SIMBAD references

In the framework of the Water In Star-forming regions with Herschel (WISH) key program, several H₂O (E_u>190K), high-J CO, [OI], and OH transitions are mapped with Herschel-PACS in two shock positions along two prototypical outflows around the low-luminosity sources L1448 and L1157. Previous Herschel-HIFI H₂O observations (E_u=53-249K) are also used. The aim is to derive a complete picture of the excitation conditions at the selected shock positions. We adopted a large velocity gradient analysis (LVG) to derive the physical parameters of the H₂O and CO emitting gas. Complementary Spitzer mid-IR H₂ data were used to derive the H₂O abundance. Consistent with other studies, at all selected shock spots a close spatial association between H₂O, mid-IR H₂, and high-J CO emission is found, whereas the low-J CO emission traces either entrained ambient gas or a remnant of an older shock. The excitation analysis, conducted in detail at the L1448-B2 position, suggests that a two-component model is needed to reproduce the H₂O, CO, and mid-IR H₂ lines: an extended warm component (T∼450K) is traced by the H₂O emission with E_u=53-137K and by the CO lines up to J=22-21, and a compact hot component (T=1100K) is traced by the H₂O emission with E_u>190K and by the higher-J CO transitions. At L1448-B2 we obtain an H₂O abundance (3-4)x10^–6 for the warm component and (0.3-1.3)x10^–5 for the hot component and a CO abundance of a few 10^–5 in both components. In L1448-B2 we also detect OH and blue-shifted [OI] emission, spatially coincident with the other molecular lines and with [FeII] emission. This suggests a dissociative shock for these species, related to the embedded atomic jet. On the other hand, a non-dissociative shock at the point of impact of the jet on the cloud is responsible for the H₂O and CO emission. The other examined shock positions show an H₂O excitation similar to L1448-B2, but a slightly higher H₂O abundance (a factor of ∼4).

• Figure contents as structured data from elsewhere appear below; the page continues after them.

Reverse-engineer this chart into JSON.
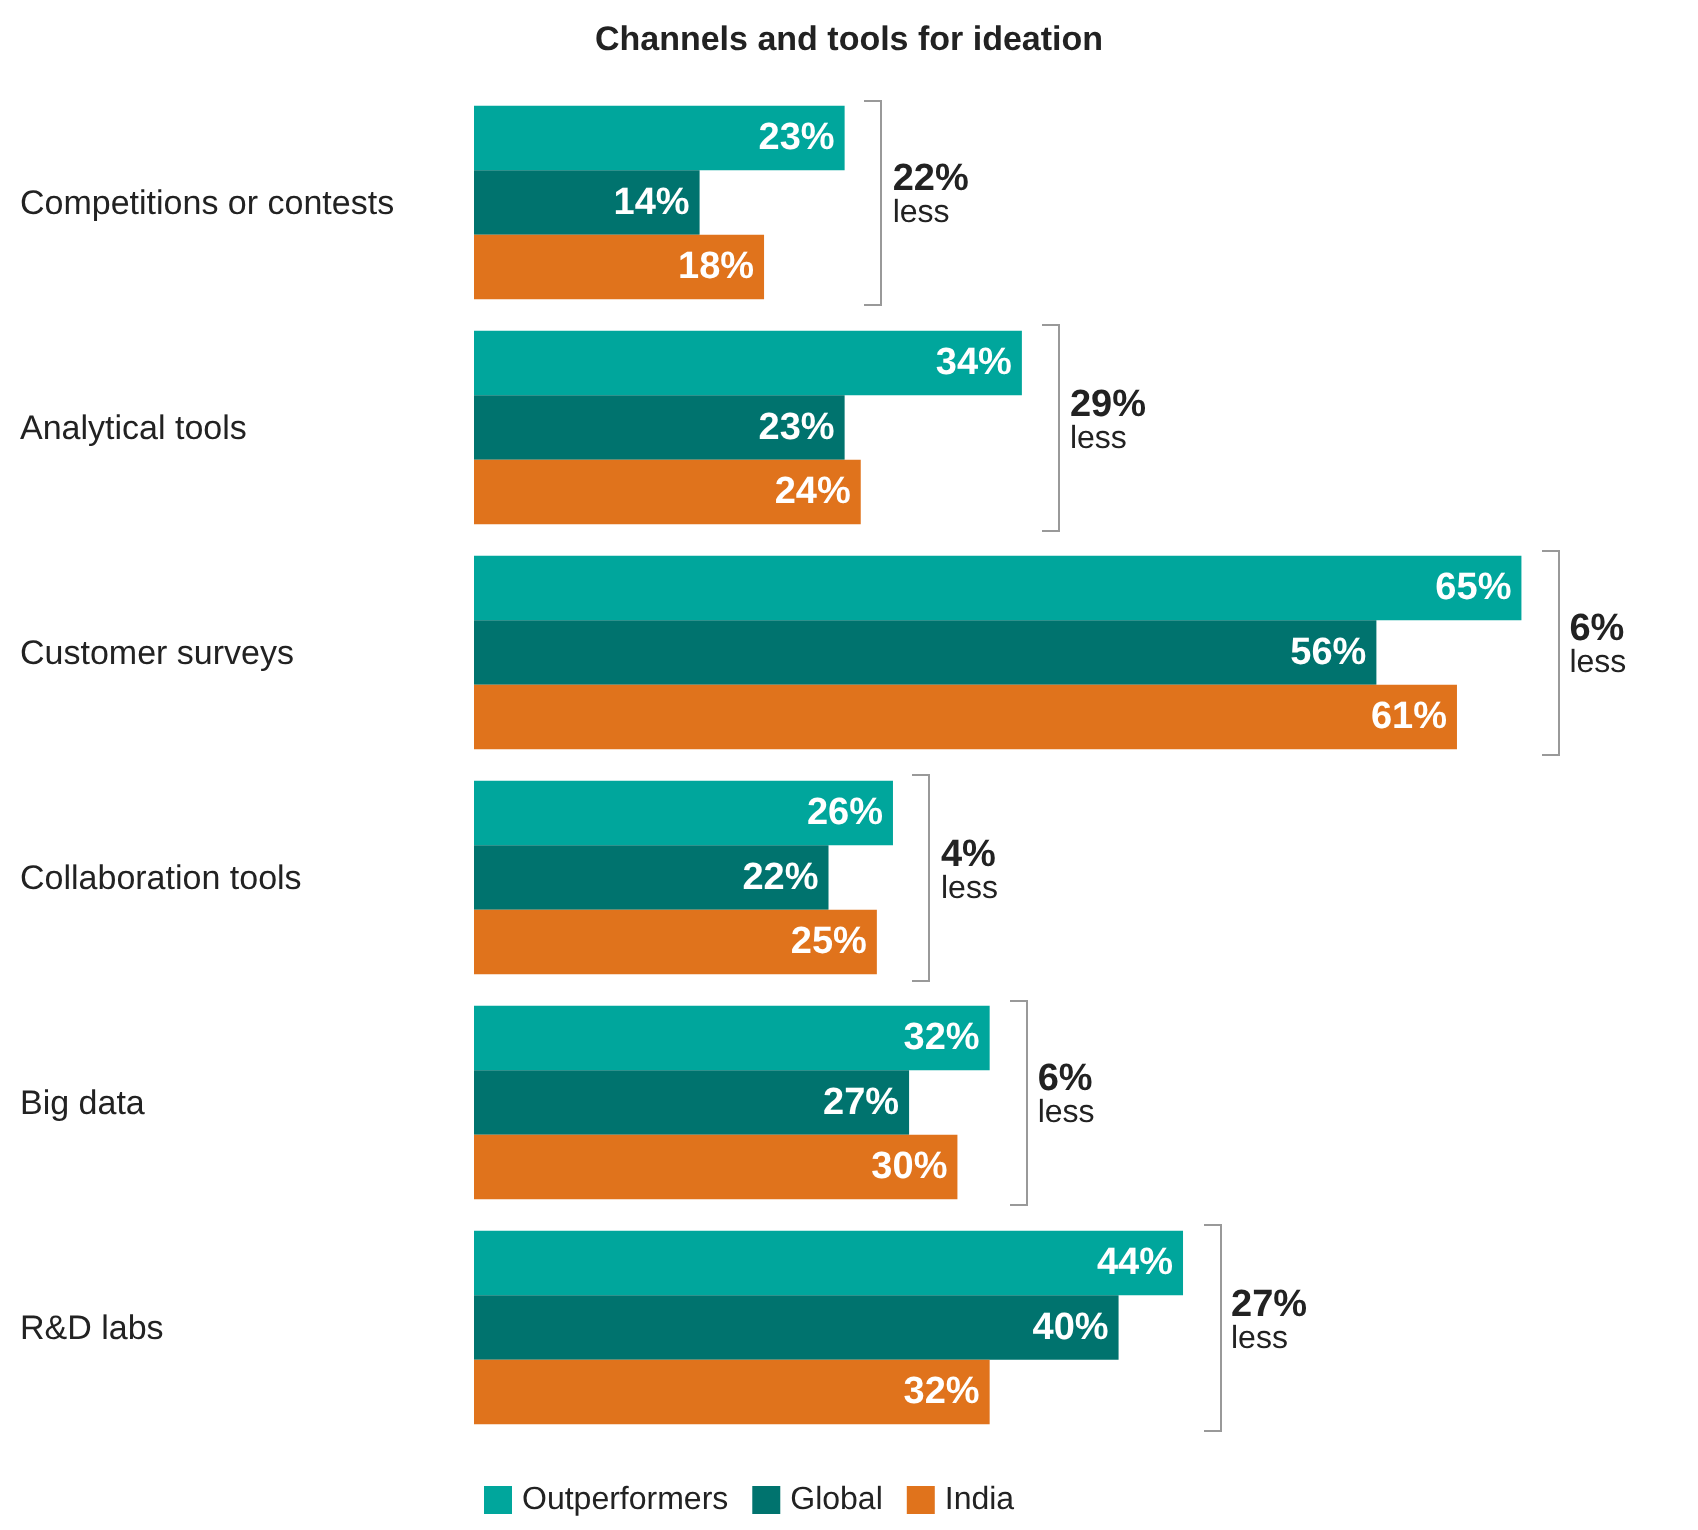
{
  "chart_data": {
    "type": "bar",
    "orientation": "horizontal",
    "title": "Channels and tools for ideation",
    "categories": [
      "Competitions or contests",
      "Analytical tools",
      "Customer surveys",
      "Collaboration tools",
      "Big data",
      "R&D labs"
    ],
    "series": [
      {
        "name": "Outperformers",
        "color": "#00a69c",
        "values": [
          23,
          34,
          65,
          26,
          32,
          44
        ],
        "value_labels": [
          "23%",
          "34%",
          "65%",
          "26%",
          "32%",
          "44%"
        ]
      },
      {
        "name": "Global",
        "color": "#00736e",
        "values": [
          14,
          23,
          56,
          22,
          27,
          40
        ],
        "value_labels": [
          "14%",
          "23%",
          "56%",
          "22%",
          "27%",
          "40%"
        ]
      },
      {
        "name": "India",
        "color": "#e0731c",
        "values": [
          18,
          24,
          61,
          25,
          30,
          32
        ],
        "value_labels": [
          "18%",
          "24%",
          "61%",
          "25%",
          "30%",
          "32%"
        ]
      }
    ],
    "legend": "bottom",
    "annotations": [
      "22% less",
      "29% less",
      "6% less",
      "4% less",
      "6% less",
      "27% less"
    ]
  }
}
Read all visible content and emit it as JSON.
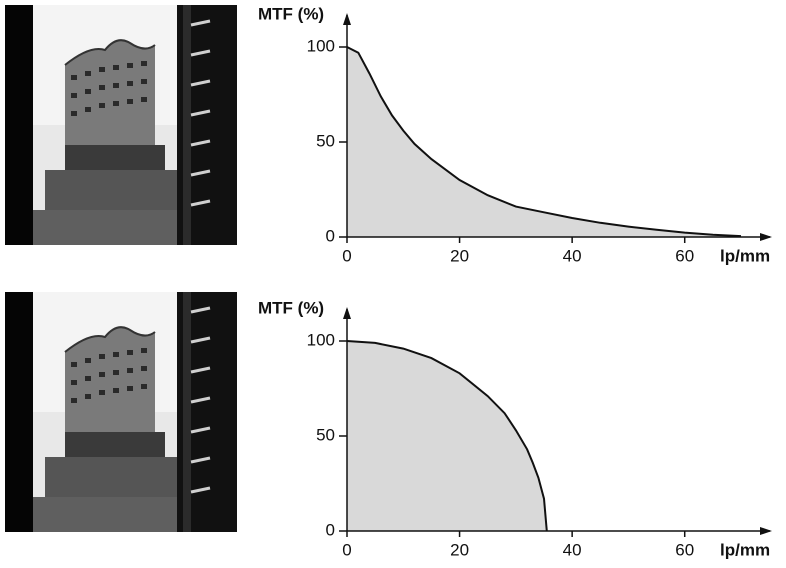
{
  "chart_data": [
    {
      "type": "area",
      "ylabel": "MTF (%)",
      "xlabel": "lp/mm",
      "x": [
        0,
        2,
        4,
        6,
        8,
        10,
        12,
        15,
        20,
        25,
        30,
        35,
        40,
        45,
        50,
        55,
        60,
        65,
        70
      ],
      "values": [
        100,
        97,
        86,
        74,
        64,
        56,
        49,
        41,
        30,
        22,
        16,
        13,
        10,
        7.5,
        5.5,
        3.8,
        2.3,
        1.2,
        0.5
      ],
      "xlim": [
        0,
        70
      ],
      "ylim": [
        0,
        100
      ],
      "xticks": [
        0,
        20,
        40,
        60
      ],
      "yticks": [
        0,
        50,
        100
      ],
      "color": "#d9d9d9",
      "line_color": "#111111"
    },
    {
      "type": "area",
      "ylabel": "MTF (%)",
      "xlabel": "lp/mm",
      "x": [
        0,
        5,
        10,
        15,
        20,
        25,
        28,
        30,
        32,
        33,
        34,
        35,
        35.5
      ],
      "values": [
        100,
        99,
        96,
        91,
        83,
        71,
        62,
        53,
        43,
        36,
        28,
        17,
        0
      ],
      "xlim": [
        0,
        70
      ],
      "ylim": [
        0,
        100
      ],
      "xticks": [
        0,
        20,
        40,
        60
      ],
      "yticks": [
        0,
        50,
        100
      ],
      "color": "#d9d9d9",
      "line_color": "#111111"
    }
  ]
}
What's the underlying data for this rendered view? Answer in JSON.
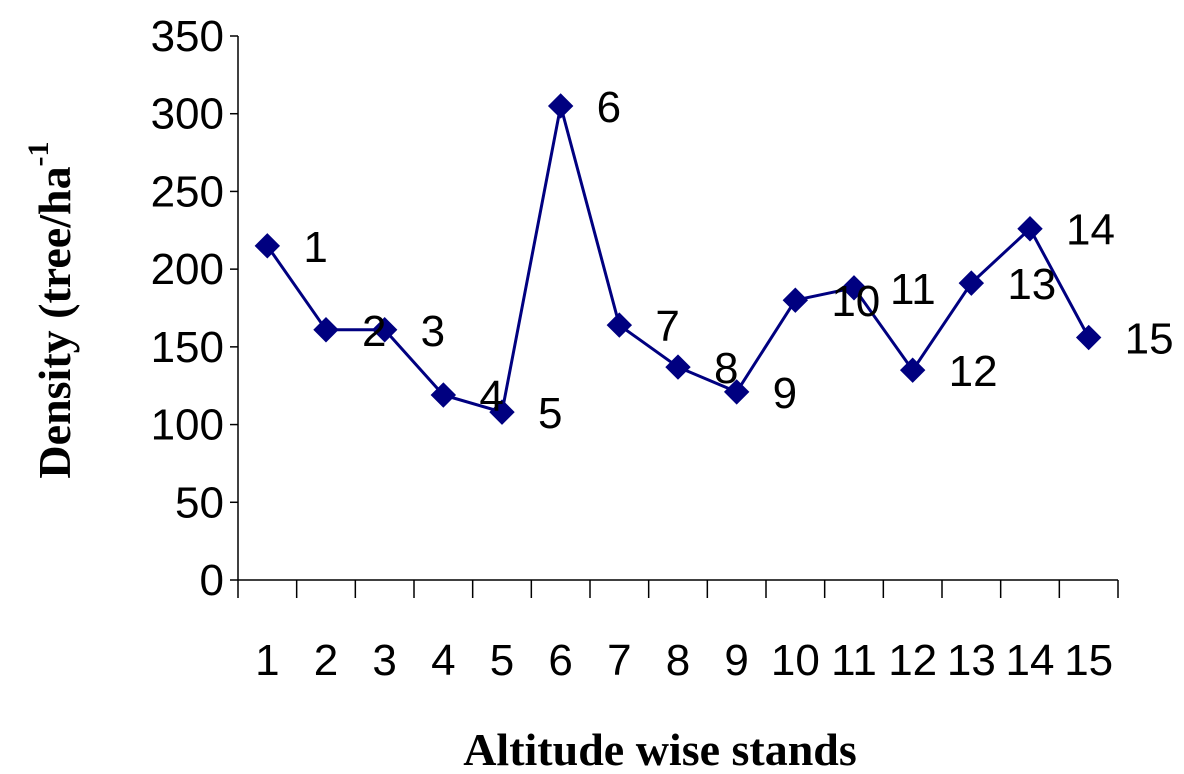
{
  "chart_data": {
    "type": "line",
    "categories": [
      "1",
      "2",
      "3",
      "4",
      "5",
      "6",
      "7",
      "8",
      "9",
      "10",
      "11",
      "12",
      "13",
      "14",
      "15"
    ],
    "series": [
      {
        "values": [
          215,
          161,
          161,
          119,
          108,
          305,
          164,
          137,
          121,
          180,
          188,
          135,
          191,
          226,
          156
        ],
        "color": "#000080",
        "marker": "diamond"
      }
    ],
    "point_labels": [
      "1",
      "2",
      "3",
      "4",
      "5",
      "6",
      "7",
      "8",
      "9",
      "10",
      "11",
      "12",
      "13",
      "14",
      "15"
    ],
    "xlabel": "Altitude wise stands",
    "ylabel": "Density (tree/ha",
    "ylabel_superscript": "-1",
    "ylim": [
      0,
      350
    ],
    "yticks": [
      0,
      50,
      100,
      150,
      200,
      250,
      300,
      350
    ],
    "grid": false,
    "legend": "none"
  }
}
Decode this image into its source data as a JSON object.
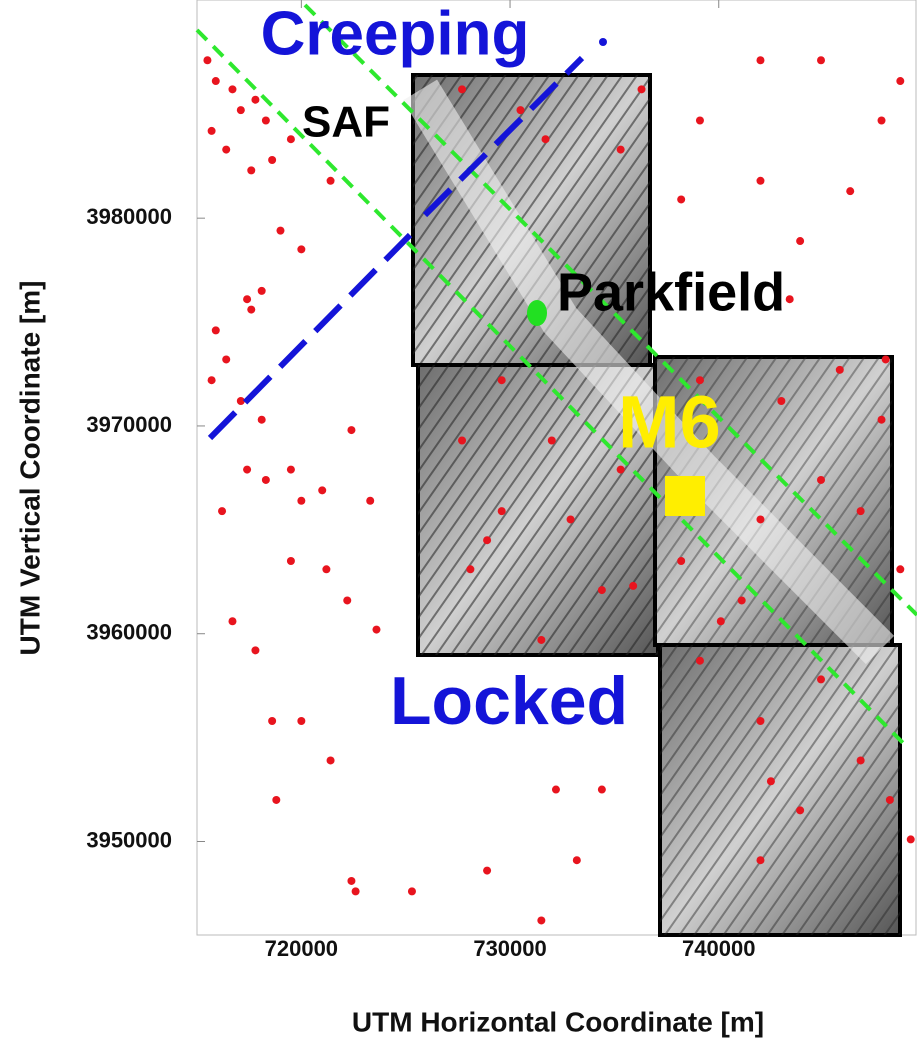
{
  "chart_data": {
    "type": "scatter",
    "x_label": "UTM Horizontal Coordinate [m]",
    "y_label": "UTM Vertical Coordinate [m]",
    "annotations": [
      "Creeping",
      "SAF",
      "Parkfield",
      "M6",
      "Locked"
    ],
    "color": "#e8141e",
    "xlim": [
      715000,
      749500
    ],
    "ylim": [
      3945500,
      3990500
    ],
    "xticks": [
      720000,
      730000,
      740000
    ],
    "yticks": [
      3950000,
      3960000,
      3970000,
      3980000
    ],
    "x": [
      715500,
      715900,
      716700,
      717100,
      717800,
      718300,
      715700,
      716400,
      717600,
      718600,
      719500,
      721400,
      720000,
      719000,
      718100,
      717400,
      717600,
      715900,
      716400,
      715700,
      717100,
      718100,
      717400,
      718300,
      716200,
      720000,
      719500,
      721000,
      722400,
      723300,
      716700,
      717800,
      719500,
      721200,
      722200,
      723600,
      718600,
      720000,
      718800,
      721400,
      722400,
      722600,
      725300,
      728900,
      731500,
      732200,
      733200,
      734400,
      734400,
      735900,
      732900,
      729600,
      728900,
      728100,
      731500,
      727700,
      729600,
      732000,
      735300,
      739100,
      743000,
      745800,
      747800,
      746800,
      744900,
      742000,
      743400,
      743900,
      742000,
      746300,
      747800,
      739100,
      738200,
      736300,
      742000,
      744900,
      748700,
      730500,
      727700,
      731700,
      735300,
      738200,
      739100,
      742000,
      744900,
      746800,
      748200,
      742500,
      743900,
      742000,
      748000,
      748700,
      749200,
      740100,
      741100
    ],
    "values": [
      3987600,
      3986600,
      3986200,
      3985200,
      3985700,
      3984700,
      3984200,
      3983300,
      3982300,
      3982800,
      3983800,
      3981800,
      3978500,
      3979400,
      3976500,
      3976100,
      3975600,
      3974600,
      3973200,
      3972200,
      3971200,
      3970300,
      3967900,
      3967400,
      3965900,
      3966400,
      3967900,
      3966900,
      3969800,
      3966400,
      3960600,
      3959200,
      3963500,
      3963100,
      3961600,
      3960200,
      3955800,
      3955800,
      3952000,
      3953900,
      3948100,
      3947600,
      3947600,
      3948600,
      3946200,
      3952500,
      3949100,
      3952500,
      3962100,
      3962300,
      3965500,
      3965900,
      3964500,
      3963100,
      3959700,
      3969300,
      3972200,
      3969300,
      3967900,
      3972200,
      3971200,
      3972700,
      3970300,
      3965900,
      3967400,
      3965500,
      3976100,
      3978900,
      3981800,
      3981300,
      3984700,
      3984700,
      3980900,
      3986200,
      3987600,
      3987600,
      3986600,
      3985200,
      3986200,
      3983800,
      3983300,
      3963500,
      3958700,
      3955800,
      3957800,
      3953900,
      3952000,
      3952900,
      3951500,
      3949100,
      3973200,
      3963100,
      3950100,
      3960600,
      3961600
    ]
  }
}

The two gas components may represent a gas stratification in the post-shock region. The extended and low-abundance warm component traces the post-shocked gas that has already cooled down to a few hundred Kelvin, whereas the compact and possibly higher-abundance hot component is associated with the gas that is currently undergoing a shock episode. This hot gas component is more affected by evolutionary effects on the timescales of the outflow propagation, which explains the observed H₂O abundance variations.